As an additional liquidity source, the Company maintains an At-the-Market (“ATM”) offering program. Under the ATM Sales Agreement with The Benchmark Company, LLC (“Benchmark”), the Company was permitted to offer and sell shares of its common stock, par value $0.001 per share, from time to time through Benchmark, acting as sales agent, with an aggregate offering price of up to $30,000,000, later increased to $50,000,000. Sales of common stock, if any, under the ATM program are deemed to be “at-the-market” offerings as defined in Rule 415(a)(4) of the Securities Act of 1933, as amended. During the three months ended March 31, 2026, the Company sold an aggregate of 198,780 shares of common stock for net proceeds of approximately $1,295,000, after deducting commissions and offering expenses. As of  March 31, 2026, $48,600,000 remains available for issuance under the ATM program. Further details of the agreement are included in Note 11 – Stockholders’ equity.

 

In addition to the ATM, the Company also maintains an equity line of credit with Lincoln Park Capital Fund, LLC (“ELOC”) providing for aggregate sales of up to $10,000,000 of common stock.

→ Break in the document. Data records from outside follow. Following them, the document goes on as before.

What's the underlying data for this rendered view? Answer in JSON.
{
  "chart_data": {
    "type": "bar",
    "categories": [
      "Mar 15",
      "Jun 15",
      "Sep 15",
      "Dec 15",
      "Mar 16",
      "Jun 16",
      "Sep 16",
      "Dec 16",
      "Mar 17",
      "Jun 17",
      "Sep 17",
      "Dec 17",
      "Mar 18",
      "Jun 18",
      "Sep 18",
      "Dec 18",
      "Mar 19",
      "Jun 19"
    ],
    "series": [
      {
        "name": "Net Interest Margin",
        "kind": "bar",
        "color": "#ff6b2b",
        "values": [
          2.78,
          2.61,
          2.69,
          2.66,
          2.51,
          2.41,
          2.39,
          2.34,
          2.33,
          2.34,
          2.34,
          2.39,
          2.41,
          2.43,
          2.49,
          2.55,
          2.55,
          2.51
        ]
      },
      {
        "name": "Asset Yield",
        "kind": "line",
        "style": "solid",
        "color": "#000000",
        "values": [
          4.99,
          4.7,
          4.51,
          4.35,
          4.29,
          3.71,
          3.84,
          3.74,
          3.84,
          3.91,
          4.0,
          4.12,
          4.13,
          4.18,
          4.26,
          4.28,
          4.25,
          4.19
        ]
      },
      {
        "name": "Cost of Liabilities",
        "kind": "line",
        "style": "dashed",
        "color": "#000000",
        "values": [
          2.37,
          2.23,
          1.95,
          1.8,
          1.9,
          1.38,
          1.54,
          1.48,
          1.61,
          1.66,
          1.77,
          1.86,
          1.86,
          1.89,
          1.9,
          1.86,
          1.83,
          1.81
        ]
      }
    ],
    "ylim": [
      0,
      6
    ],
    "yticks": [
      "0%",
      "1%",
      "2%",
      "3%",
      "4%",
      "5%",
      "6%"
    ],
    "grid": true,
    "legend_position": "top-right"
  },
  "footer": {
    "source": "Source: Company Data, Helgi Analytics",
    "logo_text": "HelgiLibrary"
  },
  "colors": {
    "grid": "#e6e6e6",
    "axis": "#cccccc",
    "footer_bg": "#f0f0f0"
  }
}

However, pursuant to the securities purchase agreement entered into in connection with the Company’s  October 2025 registered direct offering, the Company is restricted from entering into certain variable rate transactions, which limits the Company’s ability to utilize the Lincoln Park facility for a period of twelve months following the closing of that transaction. The Company  may issue additional shares under the facility in the future, subject to the terms of the agreement and applicable registration requirements. Further details of the agreement and accounting treatment are included in Note 11 – Stockholders’ equity.

 

Management believes that there is substantial doubt about the entity’s ability to continue as a going concern within one year after the date the financial statements are issued. Given the Company’s continuing losses and expected cash requirements, additional capital will be necessary to fund ongoing operations. While the Company intends to pursue such funding opportunities, including through the ATM, ELOC, and other potential financing arrangements, there can be no assurance that these efforts will be successful.

 

The accompanying condensed consolidated financial statements have been prepared under the assumption the Company will continue to operate as a going concern, which contemplates the realization of assets and the settlement of liabilities in the normal course of business. The condensed consolidated financial statements do not include any adjustments to reflect the possible future effects on the recoverability and classification of assets or the amounts of liabilities that may result from uncertainty related to the Company’s ability to continue as a going concern.